Sebi has allowed short selling by all categories of investors, including retail and institutional, but has also imposed certain conditions to prevent market manipulation. Let’s understand more about it.
What Is Short Selling?
- It is also known as ‘shotting’. Under this strategy, traders first sell the shares to buyers at a higher price and then buy them back at a lower price at a later date or time.
- The price difference between these is the trader’s profit or loss.
- Sebi defines short selling as a process in which traders sell shares even when they do not own them.
- These shares are usually sold in the market on margin (borrowed) money and bought when the price falls.

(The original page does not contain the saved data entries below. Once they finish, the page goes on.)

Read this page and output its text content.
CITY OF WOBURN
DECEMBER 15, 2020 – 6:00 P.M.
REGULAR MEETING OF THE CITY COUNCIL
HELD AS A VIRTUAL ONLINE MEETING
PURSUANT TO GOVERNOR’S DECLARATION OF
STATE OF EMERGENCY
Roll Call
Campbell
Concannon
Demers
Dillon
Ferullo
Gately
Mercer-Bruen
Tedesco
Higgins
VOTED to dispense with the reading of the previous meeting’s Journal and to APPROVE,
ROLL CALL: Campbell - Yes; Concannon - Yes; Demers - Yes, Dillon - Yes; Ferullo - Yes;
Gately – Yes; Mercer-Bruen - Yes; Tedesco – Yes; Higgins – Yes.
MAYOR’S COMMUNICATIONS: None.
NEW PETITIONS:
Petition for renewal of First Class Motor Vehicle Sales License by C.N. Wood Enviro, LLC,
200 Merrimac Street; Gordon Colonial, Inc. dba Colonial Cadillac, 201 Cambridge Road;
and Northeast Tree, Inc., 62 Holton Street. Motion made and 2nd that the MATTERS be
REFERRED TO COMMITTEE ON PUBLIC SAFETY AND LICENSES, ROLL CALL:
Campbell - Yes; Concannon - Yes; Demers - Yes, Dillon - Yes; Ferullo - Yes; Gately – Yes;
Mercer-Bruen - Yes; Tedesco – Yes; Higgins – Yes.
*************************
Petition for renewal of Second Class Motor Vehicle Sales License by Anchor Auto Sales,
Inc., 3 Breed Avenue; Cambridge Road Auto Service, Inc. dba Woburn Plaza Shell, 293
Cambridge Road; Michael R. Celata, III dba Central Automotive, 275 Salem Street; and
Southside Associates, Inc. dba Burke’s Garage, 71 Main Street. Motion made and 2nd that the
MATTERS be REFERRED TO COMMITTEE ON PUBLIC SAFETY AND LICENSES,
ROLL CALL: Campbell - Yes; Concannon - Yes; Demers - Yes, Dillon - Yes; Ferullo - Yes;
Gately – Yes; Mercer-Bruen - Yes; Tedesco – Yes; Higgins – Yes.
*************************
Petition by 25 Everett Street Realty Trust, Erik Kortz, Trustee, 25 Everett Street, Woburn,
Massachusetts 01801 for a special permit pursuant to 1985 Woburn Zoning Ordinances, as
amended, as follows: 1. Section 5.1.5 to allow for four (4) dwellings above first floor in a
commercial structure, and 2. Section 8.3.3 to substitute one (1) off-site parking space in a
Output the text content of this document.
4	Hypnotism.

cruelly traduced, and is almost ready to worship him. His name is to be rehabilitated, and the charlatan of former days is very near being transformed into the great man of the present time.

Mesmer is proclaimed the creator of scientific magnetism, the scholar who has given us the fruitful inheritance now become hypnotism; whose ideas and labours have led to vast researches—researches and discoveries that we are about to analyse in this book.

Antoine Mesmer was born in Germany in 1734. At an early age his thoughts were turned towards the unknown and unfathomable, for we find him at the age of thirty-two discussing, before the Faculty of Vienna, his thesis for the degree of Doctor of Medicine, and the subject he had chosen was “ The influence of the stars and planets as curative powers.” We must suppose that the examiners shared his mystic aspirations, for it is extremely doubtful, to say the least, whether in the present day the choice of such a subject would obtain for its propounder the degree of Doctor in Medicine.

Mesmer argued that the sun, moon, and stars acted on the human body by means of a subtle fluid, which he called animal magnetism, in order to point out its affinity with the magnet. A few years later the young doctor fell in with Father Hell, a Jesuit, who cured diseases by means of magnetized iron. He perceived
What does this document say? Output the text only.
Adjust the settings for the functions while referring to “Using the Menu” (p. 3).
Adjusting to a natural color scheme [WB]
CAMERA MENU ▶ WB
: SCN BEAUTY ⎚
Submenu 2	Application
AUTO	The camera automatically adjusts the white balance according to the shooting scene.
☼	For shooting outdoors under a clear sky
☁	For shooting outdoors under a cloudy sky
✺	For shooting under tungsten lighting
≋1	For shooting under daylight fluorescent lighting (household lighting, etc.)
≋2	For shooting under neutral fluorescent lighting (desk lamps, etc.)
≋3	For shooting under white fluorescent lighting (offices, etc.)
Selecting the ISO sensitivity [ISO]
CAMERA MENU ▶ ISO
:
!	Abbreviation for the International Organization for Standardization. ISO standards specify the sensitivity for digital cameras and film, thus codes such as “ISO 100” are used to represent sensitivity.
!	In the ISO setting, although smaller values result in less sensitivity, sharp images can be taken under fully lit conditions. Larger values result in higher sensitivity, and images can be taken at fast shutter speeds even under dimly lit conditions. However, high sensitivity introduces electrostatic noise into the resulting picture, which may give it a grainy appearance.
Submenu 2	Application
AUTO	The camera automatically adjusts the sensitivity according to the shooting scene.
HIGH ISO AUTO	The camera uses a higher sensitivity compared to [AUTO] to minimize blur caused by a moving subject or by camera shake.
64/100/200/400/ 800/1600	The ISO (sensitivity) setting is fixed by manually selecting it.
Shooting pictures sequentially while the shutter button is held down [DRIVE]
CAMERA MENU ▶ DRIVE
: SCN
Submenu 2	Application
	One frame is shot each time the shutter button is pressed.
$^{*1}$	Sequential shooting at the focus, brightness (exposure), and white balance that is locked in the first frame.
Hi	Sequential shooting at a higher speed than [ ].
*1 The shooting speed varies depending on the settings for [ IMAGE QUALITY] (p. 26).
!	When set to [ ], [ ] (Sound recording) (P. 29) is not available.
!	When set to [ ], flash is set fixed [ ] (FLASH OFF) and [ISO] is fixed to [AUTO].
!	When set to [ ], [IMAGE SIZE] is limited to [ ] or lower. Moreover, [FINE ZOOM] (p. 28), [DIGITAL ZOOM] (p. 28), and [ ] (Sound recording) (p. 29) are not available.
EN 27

- Short selling can happen through any of these three modes: cash, options and futures.
How Is It Done?
- Let’s say a trader feels that the share price of XYZ company may come down.
- If the trader borrows and short sells 10 shares at Rs 100 per share in the cash market, he gets Rs 1,000 (not including tax) and has a liability of 10 shares.
- If the share falls to Rs 80 and the trader buys back 10 shares, he pays only Rs 800. The trader eliminates his liability with these 10 shares, while making a profit of Rs 200 (Rs 1,000-Rs 800).
- However, if the price of the share increases to, say, Rs 120, he pays Rs 1,200 to buy them back. Thus, after settling the liability of 10 shares, he would end up with a loss of Rs 200.
Things To Keep In Mind
- Remember that short selling is a difficult process and involves speculation. If you get it wrong, you may incur huge losses.
- Short selling is complex and usually undertaken by traders. Retail investors should, ideally, overcome the lure of making quick gains from it that unscrupulous brokers may promise them.
- It not only comes with the risk of incurring a loss, but also taking on debt as short selling is usually done on borrowed money.
- Intraday short selling can be done only in the cash market, whereas shorts taken through options and futures can be carried forward.